While they’ve been farming here for over 100 years, it’s only in the last 30 years that they’ve been producing organic eggs, grain, beef cattle and lucerne, on 4 different farms in the district, which employ more than 20 local people.
The original farm started out as dairying and diversified over to poultry, due to Roy’s mother’s love of chickens. Their children Roxanne, Tracey and Damien (and their families) then further expanded the business, purchasing neighbouring farms and establishing these farms as certified organic.
Kialla’s sister company Aus Organics provides chicken feed for the egg-laying hens. The chickens’ manure is used as compost on the crops. The crops then end up back at Kialla creating a closed cycle of organic inputs and outputs.

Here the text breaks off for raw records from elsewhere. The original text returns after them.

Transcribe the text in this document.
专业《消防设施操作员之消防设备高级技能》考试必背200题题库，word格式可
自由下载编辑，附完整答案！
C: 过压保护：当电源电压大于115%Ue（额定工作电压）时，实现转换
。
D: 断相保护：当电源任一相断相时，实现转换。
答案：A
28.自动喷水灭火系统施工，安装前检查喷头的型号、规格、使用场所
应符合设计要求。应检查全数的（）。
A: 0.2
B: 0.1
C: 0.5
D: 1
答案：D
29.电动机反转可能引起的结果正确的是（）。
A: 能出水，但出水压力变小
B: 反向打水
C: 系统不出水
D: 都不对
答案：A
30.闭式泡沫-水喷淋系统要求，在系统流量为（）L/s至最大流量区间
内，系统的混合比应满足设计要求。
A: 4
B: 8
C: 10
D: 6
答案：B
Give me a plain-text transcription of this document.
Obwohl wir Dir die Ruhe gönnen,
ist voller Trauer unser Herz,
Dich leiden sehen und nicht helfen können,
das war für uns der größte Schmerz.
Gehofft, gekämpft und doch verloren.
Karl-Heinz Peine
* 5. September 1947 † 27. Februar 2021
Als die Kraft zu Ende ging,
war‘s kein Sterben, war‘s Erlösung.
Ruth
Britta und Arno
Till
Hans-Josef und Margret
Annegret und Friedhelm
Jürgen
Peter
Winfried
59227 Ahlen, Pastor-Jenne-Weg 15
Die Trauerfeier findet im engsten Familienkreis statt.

Roy and family grow buckwheat, popcorn, sorghum and barley for Kialla.
Buckwheat is a rotational crop and it will be planted in summer. While it can be challenging to grow it well, it provides all kinds of benefits, such as soil coverage, weed suppression, and loosening of top soil. All of which are very useful for organic farmers.
Buckwheat is the kind of crop that thrives in low-fertility soils, helping to fortify them for later crops. The roots of the plants produce mild acids that release nutrients from the soil, while also activating slow-release organic fertilisers, such as rock phosphate. This phosphorus in the soil would be otherwise unavailable to most grain crops. However buckwheat is able to extract it so that after the growth cycle, as the crop residue breaks down, it releases these nutrients back into the soil for later crops.
Buckwheat’s dense, fibrous roots cluster in the top 25cm of soil, providing a large root surface area for nutrient uptake. These abundant, fine roots, not only suppress the growth of weeds, they also leave the topsoil loose and friable after only minimal tillage, making it a great mid-summer soil conditioner preceding winter crops such as wheat and barley.
It’s abundant white flowers provide nectar for pollinators and beneficial insects (eg: hover flies , predatory wasps, minute pirate bugs, insidious flower bugs, and lady beetles), that attack or parasitise aphids, mites, and other pests. This provides pest control and prevents the need for chemical pesticides.